Das Finanzierungsmodell war verlockend. Kommunen verkauften Bäder, Kraftwerke, Kanalisationen, Krankenhäuser, Fuhrparks oder sogar ihre Rathäuser nach Amerika.
Jetzt beginnt das große Zittern in den Rathäusern. Denn die Geschäfte wurden durch amerikanische Wertpapiere abgesichert und die sind im Keller. Millionenverluste drohen, da die Leasing-Partner neue Sicherheiten verlangen.
Im Falle der Österreichischen Bundesbahnen (ÖBB) sind es im schlimmsten Fall 6,3 Millionen Euro, die für die Nachsicherung der Kredite gezahlt werden müssen. Der Kauf von Bussen durch die ÖBB liefen zum Teil über Wertpapiere der in die Pleite gerutschten Investmentbank Lehmann Brothers.

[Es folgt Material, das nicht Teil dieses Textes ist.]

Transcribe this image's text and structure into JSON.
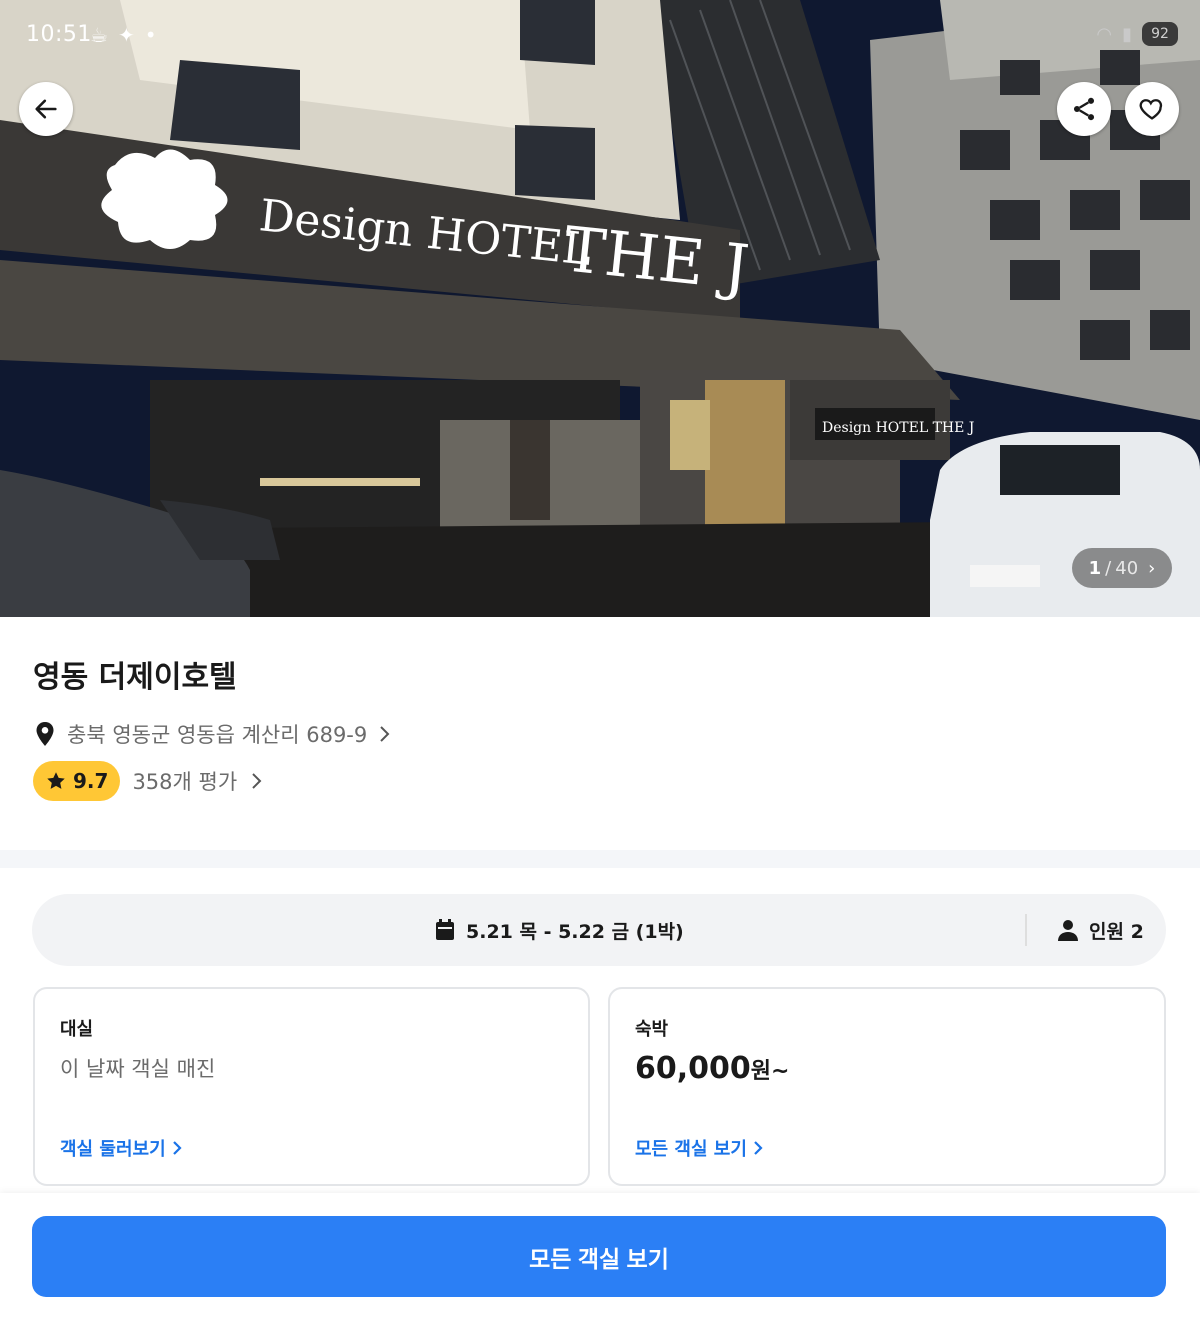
{
  "status_bar": {
    "time": "10:51",
    "battery": "92"
  },
  "hero": {
    "sign_small": "Design HOTEL",
    "sign_large": "THE J",
    "counter_current": "1",
    "counter_sep": "/",
    "counter_total": "40"
  },
  "hotel": {
    "name": "영동 더제이호텔",
    "address": "충북 영동군 영동읍 계산리 689-9",
    "rating": "9.7",
    "reviews": "358개 평가"
  },
  "booking": {
    "dates": "5.21 목 - 5.22 금 (1박)",
    "guests": "인원 2"
  },
  "cards": {
    "day_use": {
      "title": "대실",
      "status": "이 날짜 객실 매진",
      "link": "객실 둘러보기"
    },
    "stay": {
      "title": "숙박",
      "price": "60,000",
      "price_suffix": "원~",
      "link": "모든 객실 보기"
    }
  },
  "cta": {
    "label": "모든 객실 보기"
  },
  "colors": {
    "accent": "#2b7ff5",
    "link": "#1a73e8",
    "rating_badge": "#ffc735"
  }
}
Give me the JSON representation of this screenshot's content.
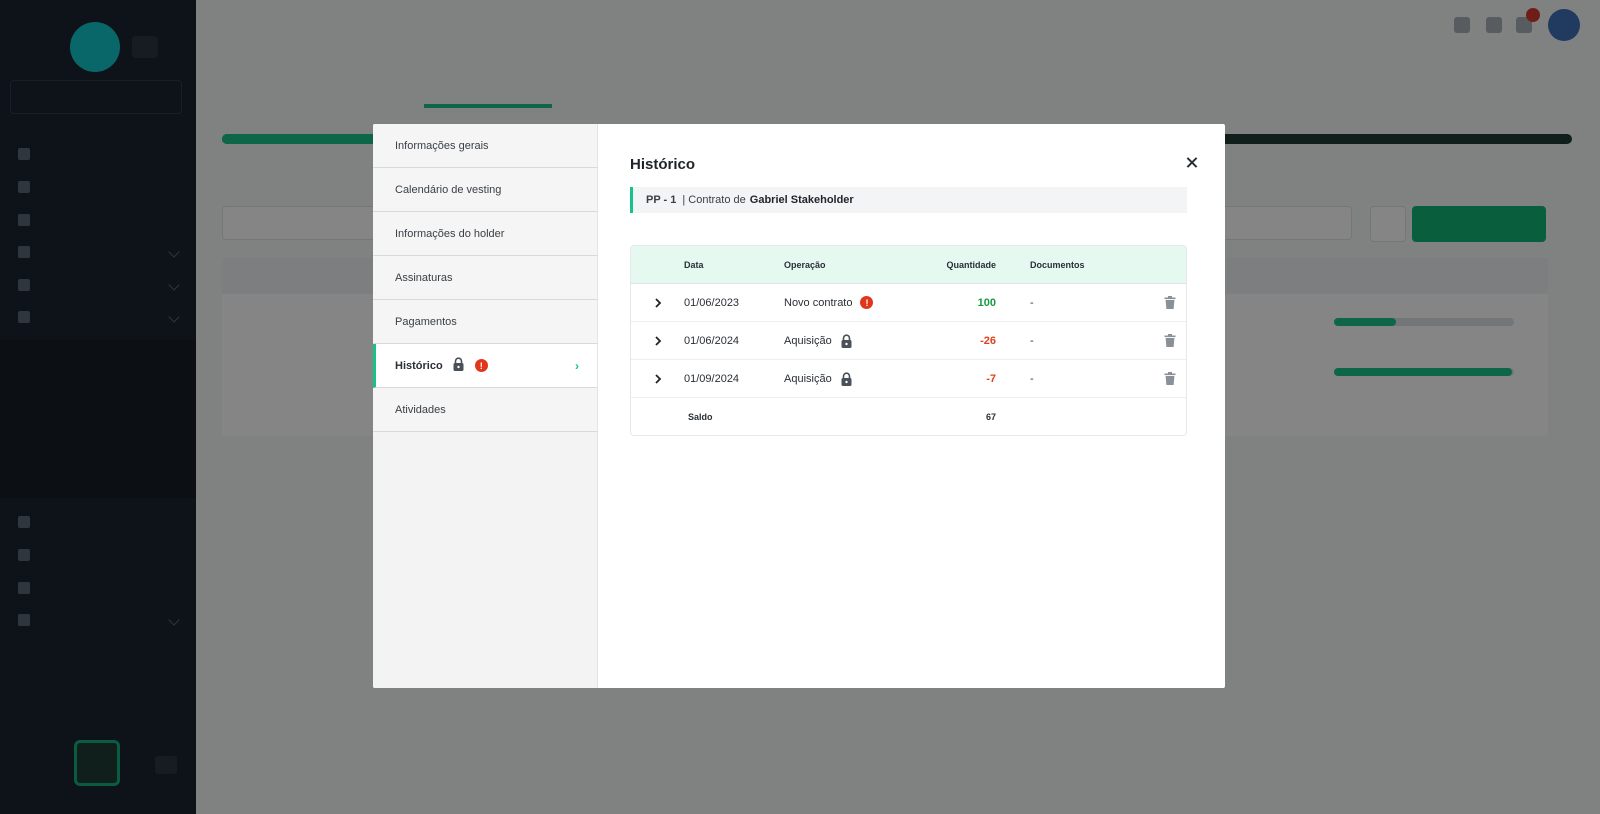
{
  "modal": {
    "nav": [
      {
        "label": "Informações gerais"
      },
      {
        "label": "Calendário de vesting"
      },
      {
        "label": "Informações do holder"
      },
      {
        "label": "Assinaturas"
      },
      {
        "label": "Pagamentos"
      },
      {
        "label": "Histórico",
        "active": true,
        "icons": [
          "lock-icon",
          "alert-icon",
          "chevron-right-icon"
        ]
      },
      {
        "label": "Atividades"
      }
    ],
    "title": "Histórico",
    "contract": {
      "code": "PP - 1",
      "prefix": "| Contrato de",
      "holder": "Gabriel Stakeholder"
    },
    "table": {
      "headers": {
        "date": "Data",
        "operation": "Operação",
        "quantity": "Quantidade",
        "documents": "Documentos"
      },
      "rows": [
        {
          "date": "01/06/2023",
          "operation": "Novo contrato",
          "status_icon": "alert-icon",
          "quantity": "100",
          "documents": "-"
        },
        {
          "date": "01/06/2024",
          "operation": "Aquisição",
          "status_icon": "lock-icon",
          "quantity": "-26",
          "documents": "-"
        },
        {
          "date": "01/09/2024",
          "operation": "Aquisição",
          "status_icon": "lock-icon",
          "quantity": "-7",
          "documents": "-"
        }
      ],
      "footer": {
        "label": "Saldo",
        "total": "67"
      }
    }
  },
  "colors": {
    "accent": "#18c38a",
    "positive": "#159a3c",
    "negative": "#e2401f",
    "alert": "#e0371c"
  }
}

Verkehrs-AG-Vorstand Thies Hinckeldeyn sieht für sein Unternehmen keine Finanzprobleme durch das US-Leasing-Geschäft. "Wir haben uns damals für eine sehr konservative, also risikoarme Absicherung entschieden", sagt Hinckeldeyn. Das Braunschweiger Geschäft läuft über amerikanische Staatsanleihen und über Anleihen eines amerikanischen Staatsunternehmens, beide seien nicht von der Banken- und Finanzkrise betroffen.
Eine Absicherung über Aktien des amerikanischen Immobilienfinanzierers Fanny Mae habe man damals abgelehnt. Die Papiere der Hypothekenbank sind im Keller. Sie musste vom Staat gerettet werden. Hinckeldeyn ist klar, dass das Geschäft nicht ganz risikolos ist: "Wir beobachten den Markt natürlich aufmerksam, um notfalls rechtzeitig reagieren zu können."